In [1]:
import numpy as np
import pandas as pd
import tensorflow as tf
from tensorflow.keras.models import Sequential
from tensorflow.keras.layers import Conv2D, MaxPooling2D, Flatten, Dense, Dropout
from sklearn.model_selection import train_test_split
import nbtest

## Step 1: Load the dataset and prepare the data

In [2]:
df = pd.read_csv("./input/train.csv")

# Drop unnecessary columns for the task
columns_to_drop = ["source", "extra_note", "flag", "id"]
df.drop(columns=columns_to_drop, inplace=True)

# Split original DataFrame into train/test
train_df, test_df = train_test_split(df, test_size=0.2, random_state=42)

'''
TODO: Write an assertion for `train_df` to check that the unnecessary columns 
      (i.e., "source", "extra_note", "flag", "id") are indeed dropped.
'''

X_train = train_df.drop("label", axis=1) / 255.0  # normalized value
y_train = train_df["label"]                     

X_test = test_df.drop("label", axis=1) / 255.0
y_test = test_df["label"]

X_train = X_train.values.reshape(-1, 28, 28, 1)
X_test = X_test.values.reshape(-1, 28, 28, 1)

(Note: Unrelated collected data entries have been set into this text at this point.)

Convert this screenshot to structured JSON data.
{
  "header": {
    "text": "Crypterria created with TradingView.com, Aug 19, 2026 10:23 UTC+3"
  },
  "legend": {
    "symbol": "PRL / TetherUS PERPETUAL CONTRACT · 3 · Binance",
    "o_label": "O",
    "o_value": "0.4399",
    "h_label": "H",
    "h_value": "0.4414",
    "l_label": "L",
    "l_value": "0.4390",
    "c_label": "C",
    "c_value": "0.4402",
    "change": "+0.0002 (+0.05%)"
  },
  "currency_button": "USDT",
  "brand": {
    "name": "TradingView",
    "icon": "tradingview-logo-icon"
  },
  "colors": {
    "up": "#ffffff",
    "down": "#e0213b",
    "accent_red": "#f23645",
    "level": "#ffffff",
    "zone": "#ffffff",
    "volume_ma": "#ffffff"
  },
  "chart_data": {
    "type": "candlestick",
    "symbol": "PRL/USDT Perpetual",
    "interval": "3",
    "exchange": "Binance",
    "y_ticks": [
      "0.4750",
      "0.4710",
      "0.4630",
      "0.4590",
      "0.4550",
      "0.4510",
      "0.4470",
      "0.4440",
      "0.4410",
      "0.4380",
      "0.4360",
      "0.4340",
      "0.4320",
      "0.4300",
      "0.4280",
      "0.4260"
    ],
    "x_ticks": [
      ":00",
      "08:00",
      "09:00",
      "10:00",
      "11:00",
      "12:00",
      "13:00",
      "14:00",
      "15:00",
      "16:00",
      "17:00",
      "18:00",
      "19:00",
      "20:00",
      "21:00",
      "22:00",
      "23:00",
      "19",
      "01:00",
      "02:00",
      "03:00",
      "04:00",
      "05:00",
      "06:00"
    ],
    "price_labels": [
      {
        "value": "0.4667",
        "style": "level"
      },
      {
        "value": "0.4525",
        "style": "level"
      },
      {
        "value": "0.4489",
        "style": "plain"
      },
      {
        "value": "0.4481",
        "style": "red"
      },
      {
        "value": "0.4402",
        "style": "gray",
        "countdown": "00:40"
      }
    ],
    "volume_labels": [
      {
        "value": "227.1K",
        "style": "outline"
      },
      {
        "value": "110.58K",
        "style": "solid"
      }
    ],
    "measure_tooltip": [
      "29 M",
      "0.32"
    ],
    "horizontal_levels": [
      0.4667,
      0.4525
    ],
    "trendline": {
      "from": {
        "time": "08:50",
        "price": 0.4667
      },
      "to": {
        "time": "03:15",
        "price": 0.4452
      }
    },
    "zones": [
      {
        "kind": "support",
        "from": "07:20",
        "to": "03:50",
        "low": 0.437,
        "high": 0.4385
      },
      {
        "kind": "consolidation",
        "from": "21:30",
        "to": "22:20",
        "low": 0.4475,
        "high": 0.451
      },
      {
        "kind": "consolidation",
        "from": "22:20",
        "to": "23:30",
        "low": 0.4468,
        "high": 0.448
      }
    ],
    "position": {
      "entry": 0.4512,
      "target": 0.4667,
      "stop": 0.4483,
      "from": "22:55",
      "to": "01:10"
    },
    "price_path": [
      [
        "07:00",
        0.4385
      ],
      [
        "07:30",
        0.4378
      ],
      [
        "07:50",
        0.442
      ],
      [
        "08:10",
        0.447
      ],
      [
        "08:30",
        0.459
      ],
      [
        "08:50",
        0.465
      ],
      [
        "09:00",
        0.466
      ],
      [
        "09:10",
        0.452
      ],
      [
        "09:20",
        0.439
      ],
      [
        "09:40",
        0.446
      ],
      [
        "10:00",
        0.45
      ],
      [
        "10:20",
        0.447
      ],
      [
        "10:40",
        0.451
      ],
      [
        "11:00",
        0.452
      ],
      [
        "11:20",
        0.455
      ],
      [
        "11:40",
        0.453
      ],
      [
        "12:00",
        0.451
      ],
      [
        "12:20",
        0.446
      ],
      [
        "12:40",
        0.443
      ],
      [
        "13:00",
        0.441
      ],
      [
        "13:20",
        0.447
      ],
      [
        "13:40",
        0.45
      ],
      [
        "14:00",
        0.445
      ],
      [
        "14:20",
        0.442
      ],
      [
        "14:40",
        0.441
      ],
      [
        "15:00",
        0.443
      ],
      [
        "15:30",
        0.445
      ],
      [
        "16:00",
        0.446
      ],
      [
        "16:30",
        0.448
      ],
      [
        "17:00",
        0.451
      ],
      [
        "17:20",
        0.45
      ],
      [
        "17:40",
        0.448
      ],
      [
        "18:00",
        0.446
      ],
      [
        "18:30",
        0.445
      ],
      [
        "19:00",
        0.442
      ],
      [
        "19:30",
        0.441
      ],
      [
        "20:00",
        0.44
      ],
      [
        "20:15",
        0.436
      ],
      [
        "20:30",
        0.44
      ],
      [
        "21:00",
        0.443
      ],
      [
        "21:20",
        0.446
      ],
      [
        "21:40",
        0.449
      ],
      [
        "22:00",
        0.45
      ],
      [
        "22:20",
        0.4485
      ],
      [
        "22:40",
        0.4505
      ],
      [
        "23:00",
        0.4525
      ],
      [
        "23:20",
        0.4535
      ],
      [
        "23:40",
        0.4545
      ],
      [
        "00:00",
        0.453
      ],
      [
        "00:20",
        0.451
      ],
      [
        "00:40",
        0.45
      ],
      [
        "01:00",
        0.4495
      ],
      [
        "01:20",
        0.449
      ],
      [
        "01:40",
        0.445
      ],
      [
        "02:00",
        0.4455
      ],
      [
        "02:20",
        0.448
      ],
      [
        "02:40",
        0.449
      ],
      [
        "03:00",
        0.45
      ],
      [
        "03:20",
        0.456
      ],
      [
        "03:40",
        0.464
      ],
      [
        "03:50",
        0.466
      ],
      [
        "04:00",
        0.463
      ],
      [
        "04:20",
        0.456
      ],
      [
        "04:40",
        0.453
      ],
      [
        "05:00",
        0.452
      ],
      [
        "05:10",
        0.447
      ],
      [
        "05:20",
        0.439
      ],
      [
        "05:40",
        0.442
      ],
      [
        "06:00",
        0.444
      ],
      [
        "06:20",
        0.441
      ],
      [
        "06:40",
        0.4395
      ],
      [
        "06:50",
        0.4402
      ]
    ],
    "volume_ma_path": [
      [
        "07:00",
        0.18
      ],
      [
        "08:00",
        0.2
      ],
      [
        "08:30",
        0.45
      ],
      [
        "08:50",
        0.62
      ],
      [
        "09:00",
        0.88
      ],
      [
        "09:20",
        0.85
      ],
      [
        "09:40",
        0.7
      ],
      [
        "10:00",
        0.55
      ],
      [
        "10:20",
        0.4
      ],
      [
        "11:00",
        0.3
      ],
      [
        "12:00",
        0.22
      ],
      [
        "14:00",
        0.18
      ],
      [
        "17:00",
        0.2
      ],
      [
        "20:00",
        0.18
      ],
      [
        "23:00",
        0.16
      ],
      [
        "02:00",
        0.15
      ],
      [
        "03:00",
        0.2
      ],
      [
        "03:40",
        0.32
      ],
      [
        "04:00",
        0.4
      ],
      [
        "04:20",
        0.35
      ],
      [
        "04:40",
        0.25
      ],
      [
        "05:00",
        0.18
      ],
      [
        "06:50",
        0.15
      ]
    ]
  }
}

## Step 2: Define a convolutional neural network

In [3]:
conv_filters = 16        
kernel_size = (3, 3)
dropout_rate = 0.5
dense_units = 32         
epochs = 2               
batch_size = 32          

In [None]:
model = Sequential([
    Conv2D(conv_filters, kernel_size, activation='relu', input_shape=(28, 28, 1)), # Convolutional layer with ReLU activation
    MaxPooling2D(pool_size=(2, 2)), # Max pooling layer
    Conv2D(conv_filters, kernel_size, activation='relu'),
    MaxPooling2D(pool_size=(2, 2)),
    Flatten(), # Flatten the 2D output into 1D feature vector for the dense layers
    Dense(dense_units, activation='relu'), # Fully connected layer with ReLU activation
    Dropout(dropout_rate), # Dropout layer to reduce overfitting by randomly dropping units
    Dense(10, activation='softmax') # Output layer with 10 units (for 10 classes) using softmax activation for classification
])

'''
TODO: Write an assertion for `model` to check the number of layers is 8.
'''

model.compile(optimizer='adam', loss='sparse_categorical_crossentropy', metrics=['accuracy'])
model.summary()

## Step 3: Train the model

In [None]:
model.fit(X_train, y_train, epochs=epochs, batch_size=batch_size, validation_split=0.1) # Train the model on the training data

## Step 4: Evaluate the model

In [None]:

loss, accuracy = model.evaluate(X_test, y_test, verbose=1) # Evaluate the model performance
print(f"Test Accuracy: {accuracy:.4f}")
# TODO: Write an assertion for `accuracy` to check that the model's accuracy is within in the expected range.